Alternatives to the prototype-driven software development lifecycle.
There are several software development lifecycles that could still be used in this project though most of them are not as suitable as the one chosen by the development team. One of the substitutes would be the waterfall model where development is divided into phases and every phase completed before moving to the next. This model would majorly be better with regard to scheduling, budgeting as well as system implementation. It is also good at providing support for less experienced developers. It is also ideal for managing products that have already been developed. There is also a risk of bugs propagating to the next phases in this model just as in the case of prototyping-driven incremental model added to the very long model stages.
Comparing it to the prototyping-driven incremental model, it is much costly and only produces a working version of the software after the completion of all the project phases. The prototyping-driven model thus remains a better option with regard to the fact that within such a big project there is a need for flexibility to accommodate any changes during the project life without adversely affecting the project. It is also easy to determine project success by looking at the various prototypes rolled out in each increment. Furthermore, since in this project implementation of the identified requirements is not understood clearly, the waterfall becomes a challenge and not able to be applied effectively in this project.
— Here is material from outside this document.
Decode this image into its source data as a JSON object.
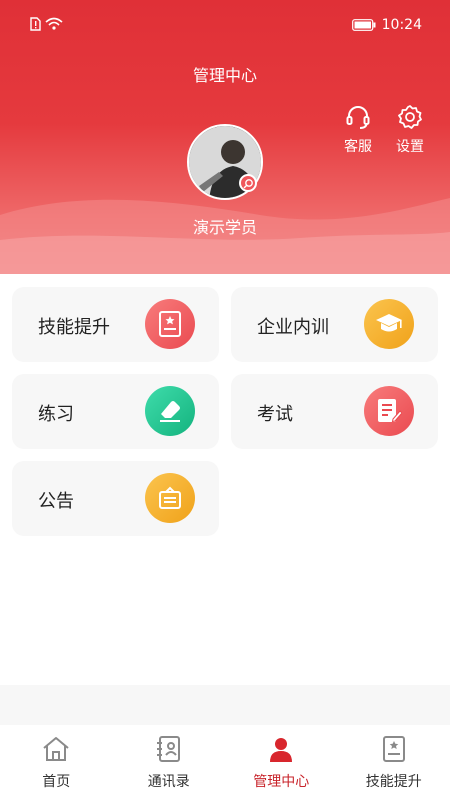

The spiral software development lifecycle model would be another alternative given its suitability to big projects such as this one of developing a virtual surgery software. The model was first suggested by Boehm in 1988 founded on risks, in which the whole development process is based on foreseen and unforeseen risks.
Ideally, the spiral model has several iterations from which developers can fall back to the previous iteration even after proceeding to the next phase. This is ideal in the contexts of dealing with the earlier elucidated risks. This model is also highly optimized for hardware performance which may leave out major software product essentials. The explicit management of risks in this model distinguishes it from the prototype-driven incremental model, from the fact that this makes sure that project risks are identified early enough in the lifecycle. This is not also as ideal as a prototype-incremental model on the basis that it is hard to choose the development methodologies for every phase and the possibility of not meeting the budget and project schedule. Basing on the information elucidated above, I, therefore, agree with the proposition that the prototyping-driven incremental model was the only suitable process for this project.
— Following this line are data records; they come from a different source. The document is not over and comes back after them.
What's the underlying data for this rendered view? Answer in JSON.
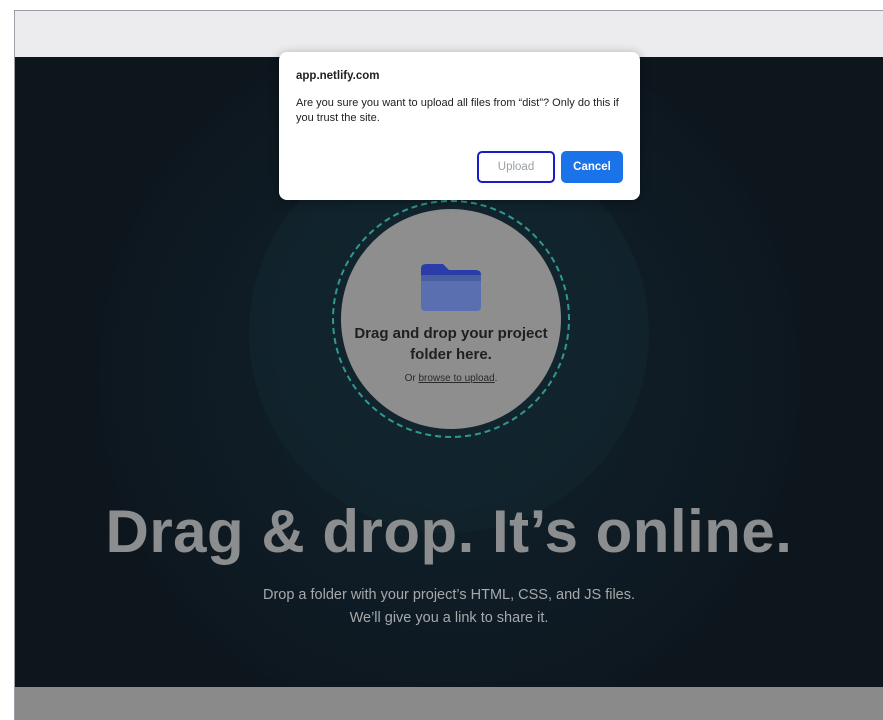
{
  "dialog": {
    "origin": "app.netlify.com",
    "message": "Are you sure you want to upload all files from “dist”? Only do this if you trust the site.",
    "upload_label": "Upload",
    "cancel_label": "Cancel"
  },
  "dropzone": {
    "title": "Drag and drop your project folder here.",
    "sub_prefix": "Or ",
    "sub_link": "browse to upload",
    "sub_suffix": "."
  },
  "hero": {
    "headline": "Drag & drop. It’s online.",
    "subline_1": "Drop a folder with your project’s HTML, CSS, and JS files.",
    "subline_2": "We’ll give you a link to share it."
  },
  "colors": {
    "accent": "#1a73e8",
    "highlight_border": "#1a1ac8",
    "dashed_ring": "#2f9a8a",
    "background": "#0d151d"
  },
  "icons": {
    "folder": "folder-icon"
  }
}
Simulation software has been there for a few years that has allowed for development of a few crucial libraries in the medical field, however, the complexity of simulation projects still remains a challenge to most developers. This is definitely an ambitious project faced by some serious risks, but given the development model as well as an experienced team of developers, the project is much more likely to succeed. Measures should nevertheless be enforced to mitigate on the identified risk in order to increase the project success rate.